After consolidation:

[HOT] "In March 2024, User was very active outdoors: hiked at Mount
Rainier (Mar 12), kayaked at Lake Washington (Mar 15), ran a
5K in Fremont (Mar 20), rock climbed at Stone Gardens (Mar 25),
and joined a cycling club (Mar 28)."
[COLD, superseded] Original 1-5 (accessible via deep recall)
config = CognitiveMemoryConfig(
consolidation_retention_threshold=0.20, # memories below this are candidates
consolidation_group_size=5, # minimum group size
consolidation_similarity_threshold=0.70, # minimum similarity for grouping
)
  • Lower retention threshold (0.10): Only consolidate very faded memories. Keeps more originals in hot storage longer.
  • Higher retention threshold (0.30): Consolidate earlier.

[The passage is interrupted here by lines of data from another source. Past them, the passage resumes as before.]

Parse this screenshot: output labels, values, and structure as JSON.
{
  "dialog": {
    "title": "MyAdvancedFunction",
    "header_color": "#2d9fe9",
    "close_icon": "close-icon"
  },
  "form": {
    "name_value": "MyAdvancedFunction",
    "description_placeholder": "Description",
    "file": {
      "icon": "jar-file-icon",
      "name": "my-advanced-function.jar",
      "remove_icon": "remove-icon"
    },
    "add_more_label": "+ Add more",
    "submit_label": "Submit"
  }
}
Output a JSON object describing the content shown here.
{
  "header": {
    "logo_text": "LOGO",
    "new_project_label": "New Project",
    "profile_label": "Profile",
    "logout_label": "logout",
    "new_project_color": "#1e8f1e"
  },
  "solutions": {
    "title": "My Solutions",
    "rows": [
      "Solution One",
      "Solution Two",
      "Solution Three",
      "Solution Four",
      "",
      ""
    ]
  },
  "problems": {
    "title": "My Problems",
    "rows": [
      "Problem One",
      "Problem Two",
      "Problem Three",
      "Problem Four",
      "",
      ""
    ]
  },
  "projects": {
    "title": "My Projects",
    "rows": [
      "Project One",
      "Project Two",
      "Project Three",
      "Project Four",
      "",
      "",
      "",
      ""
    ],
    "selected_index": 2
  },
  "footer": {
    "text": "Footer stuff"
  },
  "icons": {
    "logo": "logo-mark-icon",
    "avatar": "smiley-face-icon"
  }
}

Reduces hot-store size more aggressively.
  • Lower similarity threshold (0.50): Creates larger, more diverse groups. Summaries will be broader.
  • Higher similarity threshold (0.85): Only groups very similar memories. Summaries will be more focused.
  • Larger group size (8-10): Fewer consolidation events, but each summary covers more ground.
  • Smaller group size (3): More frequent consolidation. Good for systems with many related memories.

Consolidation is not destructive. Originals are preserved in cold storage and accessible through:

  1. Association links from the summary (weight 0.8)
  2. Deep recall mode during search
  3. Direct ID lookup via adapter.get()

This means consolidation can be effectively “undone” by migrating originals back to hot storage if needed.